O problema é do rato também
Falar de/ou sobre educação nos dias de hoje, num
tempo em que todo mundo parece saber de tudo, exige cautela, mesmo que você
seja um especialista no assunto (o que não é o meu caso, considero-me apenas um
professor, e indisciplinado (foi do que
me acusaram um dia).
Mas, depois que me peguei relendo a fábula O
rato e a ratoeira de Esopo, pela enésima vez, me senti na quase
obrigação de falar sobre o assunto.
(Lembra da estoriazinha de um rato que foi se
queixar aos outros animais da fazenda que o fazendeiro havia adquirido uma ratoeira,
mas que os animais, um porco, um boi e uma galinha, não lhe deram a menor atenção
dizendo que ratoeira era um problema só dele, o rato?). Pois é.
Fiquei penalizado pelo rato e resolvi dar minha
contribuição (ao menos na tentativa de alertar a quem interessar sobre o perigo
da ratoeira da educação, fazenda onde
somos todos ratos).
Bom, como se sabe, educar vem do latim educare ou educere que
quer dizer “levar de dentro para fora”. Ensinar também vem do latim (in +
signum = insignare: colocar uma marca em). Assim eu diria que levar do lugar
conhecido para outro desconhecido é promover em alguém a marca do conhecimento,
de um dado novo. O conhecido é a vida em família e o desconhecido é a vida fora
dela, em sociedade (embora a família também faça parte da sociedade). Portanto,
educar e ensinar são funções que se complementam.

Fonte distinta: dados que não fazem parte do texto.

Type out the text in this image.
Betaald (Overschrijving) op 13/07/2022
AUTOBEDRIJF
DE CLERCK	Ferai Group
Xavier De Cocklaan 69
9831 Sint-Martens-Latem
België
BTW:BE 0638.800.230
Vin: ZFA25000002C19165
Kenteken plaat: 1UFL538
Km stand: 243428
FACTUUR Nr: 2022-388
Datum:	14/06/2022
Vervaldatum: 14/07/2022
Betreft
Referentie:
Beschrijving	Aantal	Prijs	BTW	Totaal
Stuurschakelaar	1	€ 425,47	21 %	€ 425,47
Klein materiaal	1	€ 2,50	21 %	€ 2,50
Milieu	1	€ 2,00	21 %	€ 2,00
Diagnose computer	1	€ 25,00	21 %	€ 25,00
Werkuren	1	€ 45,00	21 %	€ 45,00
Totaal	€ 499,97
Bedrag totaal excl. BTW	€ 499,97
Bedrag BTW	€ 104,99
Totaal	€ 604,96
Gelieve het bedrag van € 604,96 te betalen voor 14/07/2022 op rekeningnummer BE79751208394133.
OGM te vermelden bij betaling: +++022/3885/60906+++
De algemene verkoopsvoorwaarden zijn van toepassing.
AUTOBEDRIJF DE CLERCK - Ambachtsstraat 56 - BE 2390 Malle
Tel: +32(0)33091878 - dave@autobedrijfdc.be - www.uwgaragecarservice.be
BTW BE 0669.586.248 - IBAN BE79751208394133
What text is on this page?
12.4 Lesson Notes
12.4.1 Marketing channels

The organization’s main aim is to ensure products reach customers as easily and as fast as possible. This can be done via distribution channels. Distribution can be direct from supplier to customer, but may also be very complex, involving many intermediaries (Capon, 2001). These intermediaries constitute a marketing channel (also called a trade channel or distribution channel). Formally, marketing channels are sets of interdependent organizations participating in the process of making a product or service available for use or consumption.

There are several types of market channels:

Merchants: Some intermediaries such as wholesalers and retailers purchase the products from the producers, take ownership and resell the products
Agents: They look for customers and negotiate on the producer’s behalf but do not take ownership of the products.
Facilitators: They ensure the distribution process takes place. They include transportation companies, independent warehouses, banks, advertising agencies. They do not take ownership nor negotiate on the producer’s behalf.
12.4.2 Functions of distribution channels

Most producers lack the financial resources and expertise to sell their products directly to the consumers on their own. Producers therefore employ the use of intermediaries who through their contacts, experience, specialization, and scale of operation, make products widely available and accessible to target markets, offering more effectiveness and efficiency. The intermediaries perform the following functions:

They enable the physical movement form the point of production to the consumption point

Ao dizer para o filho que não se pode comer com as
mãos e sim com os talheres, ao seu modo, e de acordo com as suas convenções, um
adulto na condição de pai/mãe/responsável está educando? Sim. Está fazendo que
o filho saia daquilo que ele já sabe (comer usando as mãos, um exercício
natural) para aquilo que ele ainda não sabe (comer usando talheres, uma
convenção social).
Mas para um adulto na condição de
professor(a)/educador(a), educar/ensinar não se resume a esse tipo de mudança
simplesmente. O papel do professor (a)/educador (a), portanto da escola, é
informar ao aluno o processo sócio histórico que fez o homem adotar esse ou
aquele costume, essa ou aquela cultura em detrimento de outro/outra.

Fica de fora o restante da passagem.